IK heb op deze blog al herhaaldelijk gewezen op de grote poëtische zeggingskracht waarvan het werk van de Ierse dichter Francis Ledwidge (1887-1917) getuigt. Binnen acht dagen zal het precies 100 jaar geleden zijn dat hij in Boezinge aan flarden werd gereten door een Duitse artilleriegranaat. Vandaag breng ik u zijn gedicht 'Home'. Hij schreef dit weemoedige gedicht vol heimwee naar de glooiende heuvels van het Groene Eiland in het Ieperse in juli 1917 en het was naar alle waarschijnlijkheid het laatste gedicht dat hij ooit schreef. Her verscheen voor het eerst in de bundel 'The Complete Poems of Francis Ledwidge' die in 1919 door toedoen van Ledwidges mentor Lord Dunsany in Londen verscheen.

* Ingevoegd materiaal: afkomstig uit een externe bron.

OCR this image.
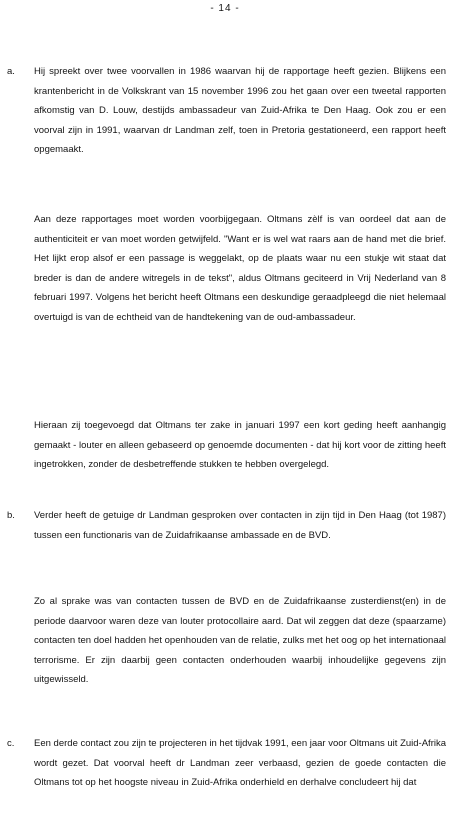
- 14 -
a. Hij spreekt over twee voorvallen in 1986 waarvan hij de rapportage heeft gezien. Blijkens een krantenbericht in de Volkskrant van 15 november 1996 zou het gaan over een tweetal rapporten afkomstig van D. Louw, destijds ambassadeur van Zuid-Afrika te Den Haag. Ook zou er een voorval zijn in 1991, waarvan dr Landman zelf, toen in Pretoria gestationeerd, een rapport heeft opgemaakt.

Aan deze rapportages moet worden voorbijgegaan. Oltmans zèlf is van oordeel dat aan de authenticiteit er van moet worden getwijfeld. "Want er is wel wat raars aan de hand met die brief. Het lijkt erop alsof er een passage is weggelakt, op de plaats waar nu een stukje wit staat dat breder is dan de andere witregels in de tekst", aldus Oltmans geciteerd in Vrij Nederland van 8 februari 1997. Volgens het bericht heeft Oltmans een deskundige geraadpleegd die niet helemaal overtuigd is van de echtheid van de handtekening van de oud-ambassadeur.

Hieraan zij toegevoegd dat Oltmans ter zake in januari 1997 een kort geding heeft aanhangig gemaakt - louter en alleen gebaseerd op genoemde documenten - dat hij kort voor de zitting heeft ingetrokken, zonder de desbetreffende stukken te hebben overgelegd.

b. Verder heeft de getuige dr Landman gesproken over contacten in zijn tijd in Den Haag (tot 1987) tussen een functionaris van de Zuidafrikaanse ambassade en de BVD.

Zo al sprake was van contacten tussen de BVD en de Zuidafrikaanse zusterdienst(en) in de periode daarvoor waren deze van louter protocollaire aard. Dat wil zeggen dat deze (spaarzame) contacten ten doel hadden het openhouden van de relatie, zulks met het oog op het internationaal terrorisme. Er zijn daarbij geen contacten onderhouden waarbij inhoudelijke gegevens zijn uitgewisseld.

c. Een derde contact zou zijn te projecteren in het tijdvak 1991, een jaar voor Oltmans uit Zuid-Afrika wordt gezet. Dat voorval heeft dr Landman zeer verbaasd, gezien de goede contacten die Oltmans tot op het hoogste niveau in Zuid-Afrika onderhield en derhalve concludeert hij dat
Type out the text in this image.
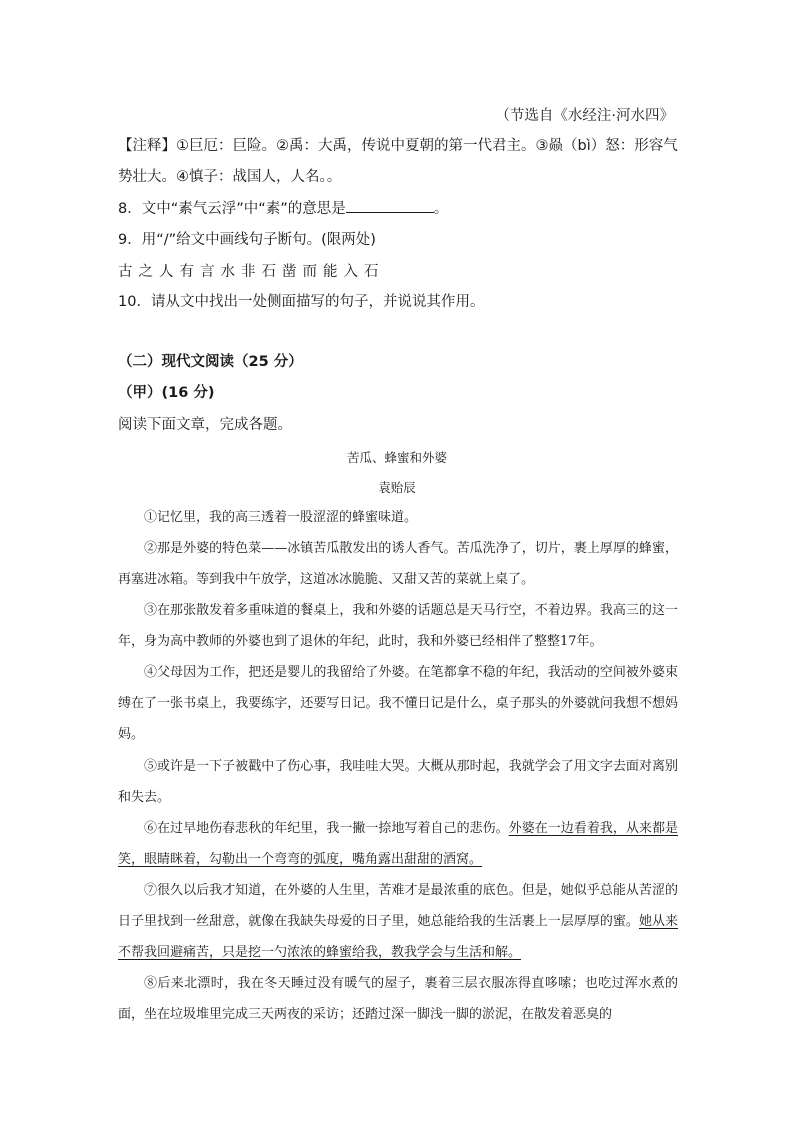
（节选自《水经注·河水四》
【注释】①巨厄：巨险。②禹：大禹，传说中夏朝的第一代君主。③赑（bì）怒：形容气
势壮大。④慎子：战国人，人名。。
8．文中“素气云浮”中“素”的意思是	。
9．用“/”给文中画线句子断句。(限两处)
古之人有言水非石凿而能入石
10．请从文中找出一处侧面描写的句子，并说说其作用。
（二）现代文阅读（25 分）
（甲）(16 分)
阅读下面文章，完成各题。
苦瓜、蜂蜜和外婆
袁贻辰
①记忆里，我的高三透着一股涩涩的蜂蜜味道。
②那是外婆的特色菜——冰镇苦瓜散发出的诱人香气。苦瓜洗净了，切片，裹上厚厚的蜂蜜，再塞进冰箱。等到我中午放学，这道冰冰脆脆、又甜又苦的菜就上桌了。
③在那张散发着多重味道的餐桌上，我和外婆的话题总是天马行空，不着边界。我高三的这一年，身为高中教师的外婆也到了退休的年纪，此时，我和外婆已经相伴了整整17年。
④父母因为工作，把还是婴儿的我留给了外婆。在笔都拿不稳的年纪，我活动的空间被外婆束缚在了一张书桌上，我要练字，还要写日记。我不懂日记是什么，桌子那头的外婆就问我想不想妈妈。
⑤或许是一下子被戳中了伤心事，我哇哇大哭。大概从那时起，我就学会了用文字去面对离别和失去。
⑥在过早地伤春悲秋的年纪里，我一撇一捺地写着自己的悲伤。外婆在一边看着我，从来都是笑，眼睛眯着，勾勒出一个弯弯的弧度，嘴角露出甜甜的酒窝。
⑦很久以后我才知道，在外婆的人生里，苦难才是最浓重的底色。但是，她似乎总能从苦涩的日子里找到一丝甜意，就像在我缺失母爱的日子里，她总能给我的生活裹上一层厚厚的蜜。她从来不帮我回避痛苦，只是挖一勺浓浓的蜂蜜给我，教我学会与生活和解。
⑧后来北漂时，我在冬天睡过没有暖气的屋子，裹着三层衣服冻得直哆嗦；也吃过浑水煮的面，坐在垃圾堆里完成三天两夜的采访；还踏过深一脚浅一脚的淤泥，在散发着恶臭的
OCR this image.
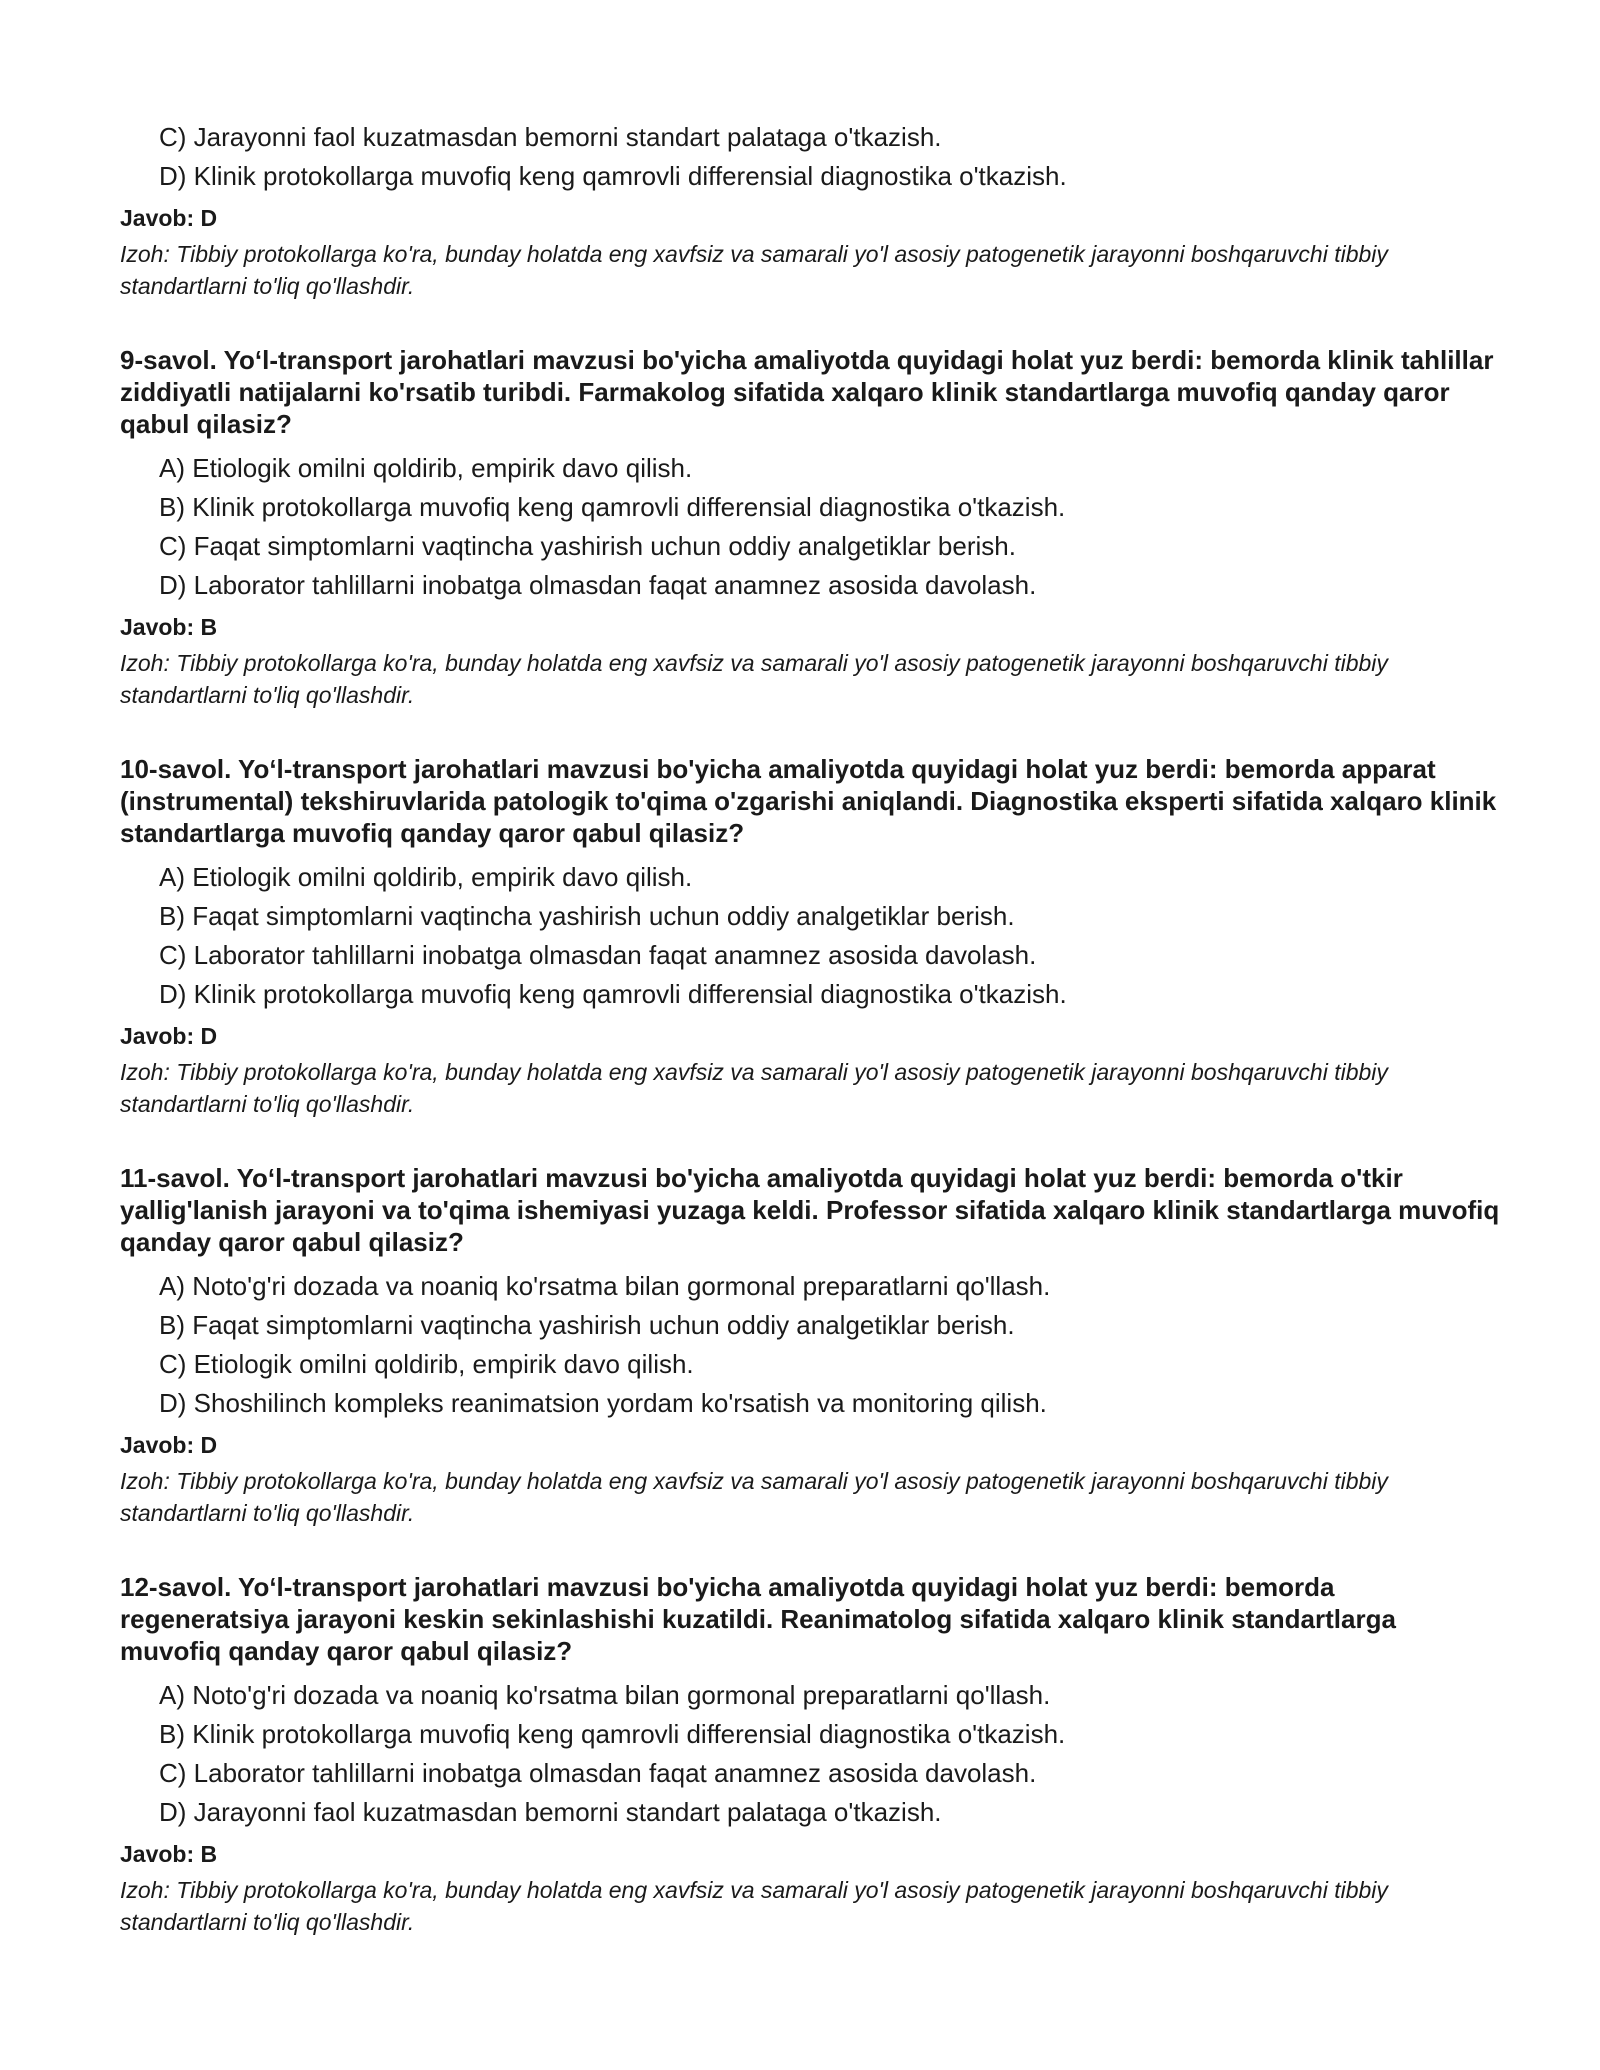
C) Jarayonni faol kuzatmasdan bemorni standart palataga o'tkazish.
D) Klinik protokollarga muvofiq keng qamrovli differensial diagnostika o'tkazish.
Javob: D
Izoh: Tibbiy protokollarga ko'ra, bunday holatda eng xavfsiz va samarali yo'l asosiy patogenetik jarayonni boshqaruvchi tibbiy standartlarni to'liq qo'llashdir.
9-savol. Yo‘l-transport jarohatlari mavzusi bo'yicha amaliyotda quyidagi holat yuz berdi: bemorda klinik tahlillar ziddiyatli natijalarni ko'rsatib turibdi. Farmakolog sifatida xalqaro klinik standartlarga muvofiq qanday qaror qabul qilasiz?
A) Etiologik omilni qoldirib, empirik davo qilish.
B) Klinik protokollarga muvofiq keng qamrovli differensial diagnostika o'tkazish.
C) Faqat simptomlarni vaqtincha yashirish uchun oddiy analgetiklar berish.
D) Laborator tahlillarni inobatga olmasdan faqat anamnez asosida davolash.
Javob: B
Izoh: Tibbiy protokollarga ko'ra, bunday holatda eng xavfsiz va samarali yo'l asosiy patogenetik jarayonni boshqaruvchi tibbiy standartlarni to'liq qo'llashdir.
10-savol. Yo‘l-transport jarohatlari mavzusi bo'yicha amaliyotda quyidagi holat yuz berdi: bemorda apparat (instrumental) tekshiruvlarida patologik to'qima o'zgarishi aniqlandi. Diagnostika eksperti sifatida xalqaro klinik standartlarga muvofiq qanday qaror qabul qilasiz?
A) Etiologik omilni qoldirib, empirik davo qilish.
B) Faqat simptomlarni vaqtincha yashirish uchun oddiy analgetiklar berish.
C) Laborator tahlillarni inobatga olmasdan faqat anamnez asosida davolash.
D) Klinik protokollarga muvofiq keng qamrovli differensial diagnostika o'tkazish.
Javob: D
Izoh: Tibbiy protokollarga ko'ra, bunday holatda eng xavfsiz va samarali yo'l asosiy patogenetik jarayonni boshqaruvchi tibbiy standartlarni to'liq qo'llashdir.
11-savol. Yo‘l-transport jarohatlari mavzusi bo'yicha amaliyotda quyidagi holat yuz berdi: bemorda o'tkir yallig'lanish jarayoni va to'qima ishemiyasi yuzaga keldi. Professor sifatida xalqaro klinik standartlarga muvofiq qanday qaror qabul qilasiz?
A) Noto'g'ri dozada va noaniq ko'rsatma bilan gormonal preparatlarni qo'llash.
B) Faqat simptomlarni vaqtincha yashirish uchun oddiy analgetiklar berish.
C) Etiologik omilni qoldirib, empirik davo qilish.
D) Shoshilinch kompleks reanimatsion yordam ko'rsatish va monitoring qilish.
Javob: D
Izoh: Tibbiy protokollarga ko'ra, bunday holatda eng xavfsiz va samarali yo'l asosiy patogenetik jarayonni boshqaruvchi tibbiy standartlarni to'liq qo'llashdir.
12-savol. Yo‘l-transport jarohatlari mavzusi bo'yicha amaliyotda quyidagi holat yuz berdi: bemorda regeneratsiya jarayoni keskin sekinlashishi kuzatildi. Reanimatolog sifatida xalqaro klinik standartlarga muvofiq qanday qaror qabul qilasiz?
A) Noto'g'ri dozada va noaniq ko'rsatma bilan gormonal preparatlarni qo'llash.
B) Klinik protokollarga muvofiq keng qamrovli differensial diagnostika o'tkazish.
C) Laborator tahlillarni inobatga olmasdan faqat anamnez asosida davolash.
D) Jarayonni faol kuzatmasdan bemorni standart palataga o'tkazish.
Javob: B
Izoh: Tibbiy protokollarga ko'ra, bunday holatda eng xavfsiz va samarali yo'l asosiy patogenetik jarayonni boshqaruvchi tibbiy standartlarni to'liq qo'llashdir.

A burst of sudden wings at dawn, Faint voices in a dreamy noon, Evenings of mist and murmurings, And nights with rainbows of the moon.
And through these things a wood-way dim, And waters dim, and slow sheep seen On uphill paths that wind away Through summer sounds and harvest green.
This is a song a robin sang This morning on a broken tree, It was about the little fields That call across the world to me.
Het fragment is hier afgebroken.